Кроме служебных и учебных дел было много и других хлопот. Мы успевали ходить в театры. Мы были на всех постановках всех студий. Первый спектакль, который мы видели, был «Царь Эдип» Софокла[45]. Постановка, я была до недавнего времени уверена, что Шкловского, но Мацкин сказал, что Шкловский никогда не ставил пьесы и что в истории театра этой постановки нет ни в Театральной энциклопедии, ни в исторических работах по театру. Видимо, это было что-то не очень выдающееся, раз так основательно забыто. Спектакль шел в Колонном зале Дома союзов. На сцене был постамент, вокруг которого была небольшая площадка, где помещался греческий хор. Все действие происходило на верхней маленькой площадке. Хор вторил снизу. Все действующие лица были на котурнах. Головные уборы состояли из черных и белых лент, ничего, кроме черного и белого. Имен актеров я не помню. На нас этот спектакль произвел большое впечатление и запомнился на всю жизнь.

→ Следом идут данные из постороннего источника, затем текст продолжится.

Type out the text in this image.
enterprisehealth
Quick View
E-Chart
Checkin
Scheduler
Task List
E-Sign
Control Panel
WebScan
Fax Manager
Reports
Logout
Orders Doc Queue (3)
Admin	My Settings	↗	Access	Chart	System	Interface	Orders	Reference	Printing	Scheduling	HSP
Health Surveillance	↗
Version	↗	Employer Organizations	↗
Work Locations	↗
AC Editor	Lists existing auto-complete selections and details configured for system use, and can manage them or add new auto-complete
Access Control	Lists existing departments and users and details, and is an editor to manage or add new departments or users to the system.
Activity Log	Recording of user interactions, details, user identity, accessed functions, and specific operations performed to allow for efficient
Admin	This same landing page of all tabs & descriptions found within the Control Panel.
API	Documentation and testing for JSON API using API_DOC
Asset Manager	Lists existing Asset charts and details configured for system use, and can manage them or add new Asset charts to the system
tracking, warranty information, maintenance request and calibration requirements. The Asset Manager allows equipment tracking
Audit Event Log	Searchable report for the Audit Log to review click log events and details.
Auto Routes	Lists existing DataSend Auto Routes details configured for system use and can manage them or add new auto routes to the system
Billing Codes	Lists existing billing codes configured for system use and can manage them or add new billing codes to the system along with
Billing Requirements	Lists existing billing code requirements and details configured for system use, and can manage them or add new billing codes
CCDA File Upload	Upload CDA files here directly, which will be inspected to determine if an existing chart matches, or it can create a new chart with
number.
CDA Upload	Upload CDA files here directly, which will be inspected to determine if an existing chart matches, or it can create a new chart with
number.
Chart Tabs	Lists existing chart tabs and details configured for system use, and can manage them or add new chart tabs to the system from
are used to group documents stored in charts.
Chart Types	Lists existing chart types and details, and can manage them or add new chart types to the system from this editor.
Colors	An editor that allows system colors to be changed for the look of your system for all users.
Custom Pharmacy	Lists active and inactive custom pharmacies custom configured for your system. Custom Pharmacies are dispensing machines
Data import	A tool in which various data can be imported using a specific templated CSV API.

У меня в Красноярске остался мой младший брат Юрий, о котором ныла душа. И мы решили его перетащить в Москву. Приехал он в красной ситцевой косоворотке, грязный, вшивый. Был в дороге много суток, а вши по всей железной дороге были непременным атрибутом. Я его в дом не пустила, повела на Москва-реку, хотя был конец сентября. Дала ему кусок мыла. Я стояла на набережной, а он мылся внизу, холодный, голодный, сонный. Пришли домой. Выяснилось, что мыло, месячный паек на двоих, он забыл на берегу. До сих пор помню огорчение. Надо было его одеть и устроить учиться. У него было письмо нашего отца к директору Межевого института. Юрий был не в себе от усталости, от новых впечатлений. Пришли в институт. Прием студентов кончился. Пошел Леня. Он был знаком с Чеботаревым еще по Красноярску. Когда Чеботарев увидел папино письмо, то отдал распоряжение принять Юрия вне всяких условий на первый курс. Надо было его одеть. У Лени были брюки, сшитые из одеяла, и все в этом роде. Но верхних было две одежды. Одна из них шилась из роскошного сукна светло-серого цвета, купленная родителями на красноярской барахолке. Как потом выяснилось, это была форменная парадная шинель жандармского офицера. В этой жандармской шинели Юрий и пошел учиться. Потом он стал жить сначала у тети Пани, которая потом ему нашла комнату.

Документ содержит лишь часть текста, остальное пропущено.